Now my question, how do I show that $\alpha \beta = -B$ and $\alpha + \beta = A$?
I tried writing using the above definition by writing some things out, but it did not get me far. So I am not sure how else to approach it.
I also tried using the generating function: $f(x) = \cfrac{(a_1 -A a_o)x + a_o}{1 - Ax - Bx^2}$, unfortunately that also did not get me far.
This result is most easily gotten by factoring your polynomial into linear terms, then recombining them. In general, these are known as Vieta's formulas.
The proof is fairly easy: let $\alpha,\beta$ be the roots of $x^2+bx+c$. First, as a common result, we have $$(x-\alpha)(x-\beta)=x^2+bx+c.$$ This is the most difficult part of the theorem to prove, though it's fairly intuitive; you can establish this just by noting that if $P(x)$ is a polynomial and $a$ is a root, then $(x-a)$ divides $P(x)$, and this follows most directly by using synthetic division and most easily by using a change of variables. In any case, applying this fact twice and noting that the coefficient of $x^2$ is $1$ on both sides gives the desired equality.

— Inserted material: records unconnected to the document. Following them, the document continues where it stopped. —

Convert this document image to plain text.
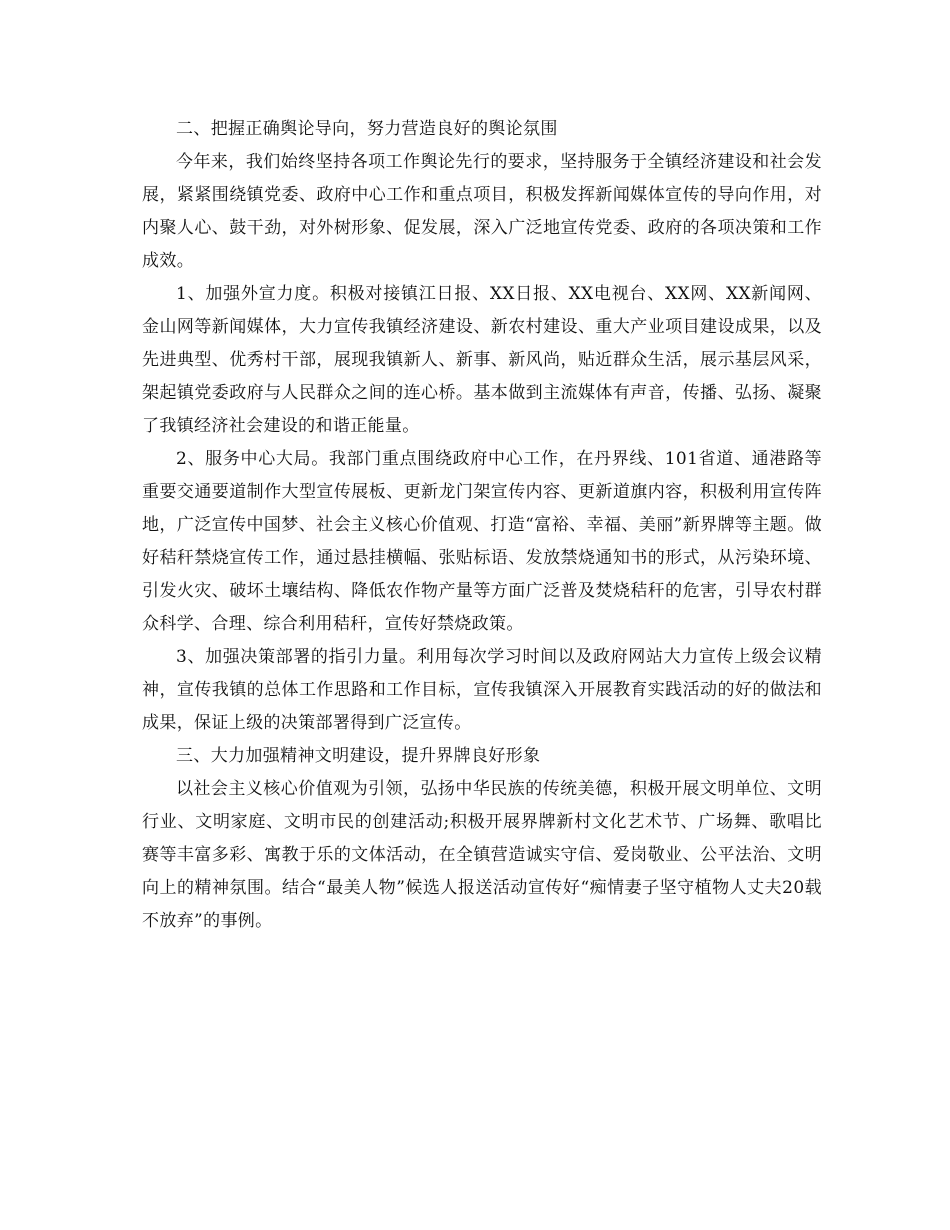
二、把握正确舆论导向，努力营造良好的舆论氛围

今年来，我们始终坚持各项工作舆论先行的要求，坚持服务于全镇经济建设和社会发展，紧紧围绕镇党委、政府中心工作和重点项目，积极发挥新闻媒体宣传的导向作用，对内聚人心、鼓干劲，对外树形象、促发展，深入广泛地宣传党委、政府的各项决策和工作成效。

1、加强外宣力度。积极对接镇江日报、XX日报、XX电视台、XX网、XX新闻网、金山网等新闻媒体，大力宣传我镇经济建设、新农村建设、重大产业项目建设成果，以及先进典型、优秀村干部，展现我镇新人、新事、新风尚，贴近群众生活，展示基层风采，架起镇党委政府与人民群众之间的连心桥。基本做到主流媒体有声音，传播、弘扬、凝聚了我镇经济社会建设的和谐正能量。

2、服务中心大局。我部门重点围绕政府中心工作，在丹界线、101省道、通港路等重要交通要道制作大型宣传展板、更新龙门架宣传内容、更新道旗内容，积极利用宣传阵地，广泛宣传中国梦、社会主义核心价值观、打造“富裕、幸福、美丽”新界牌等主题。做好秸秆禁烧宣传工作，通过悬挂横幅、张贴标语、发放禁烧通知书的形式，从污染环境、引发火灾、破坏土壤结构、降低农作物产量等方面广泛普及焚烧秸秆的危害，引导农村群众科学、合理、综合利用秸秆，宣传好禁烧政策。

3、加强决策部署的指引力量。利用每次学习时间以及政府网站大力宣传上级会议精神，宣传我镇的总体工作思路和工作目标，宣传我镇深入开展教育实践活动的好的做法和成果，保证上级的决策部署得到广泛宣传。

三、大力加强精神文明建设，提升界牌良好形象

以社会主义核心价值观为引领，弘扬中华民族的传统美德，积极开展文明单位、文明行业、文明家庭、文明市民的创建活动;积极开展界牌新村文化艺术节、广场舞、歌唱比赛等丰富多彩、寓教于乐的文体活动，在全镇营造诚实守信、爱岗敬业、公平法治、文明向上的精神氛围。结合“最美人物”候选人报送活动宣传好“痴情妻子坚守植物人丈夫20载不放弃”的事例。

Now, you just expand the left hand side: $$x^2-(\alpha+\beta)x+\alpha\beta = x^2+bx+c$$ This holds for every $x$. One can prove - for instance, by evaluating this equation at $x=0,1,2$ and reducing the three resulting equations or by differentiating - that this implies that all the coefficients on one side are equal to the corresponding ones on the other side. Thus $$1=1$$ $$-(\alpha+\beta)=b$$ $$\alpha\beta = c.$$ Which are the formulas you are looking for. This extends for polynomials with any number of variables. To get the specific form you are interested in, you just rearrange your polynomial to $x^2-Ax-B$.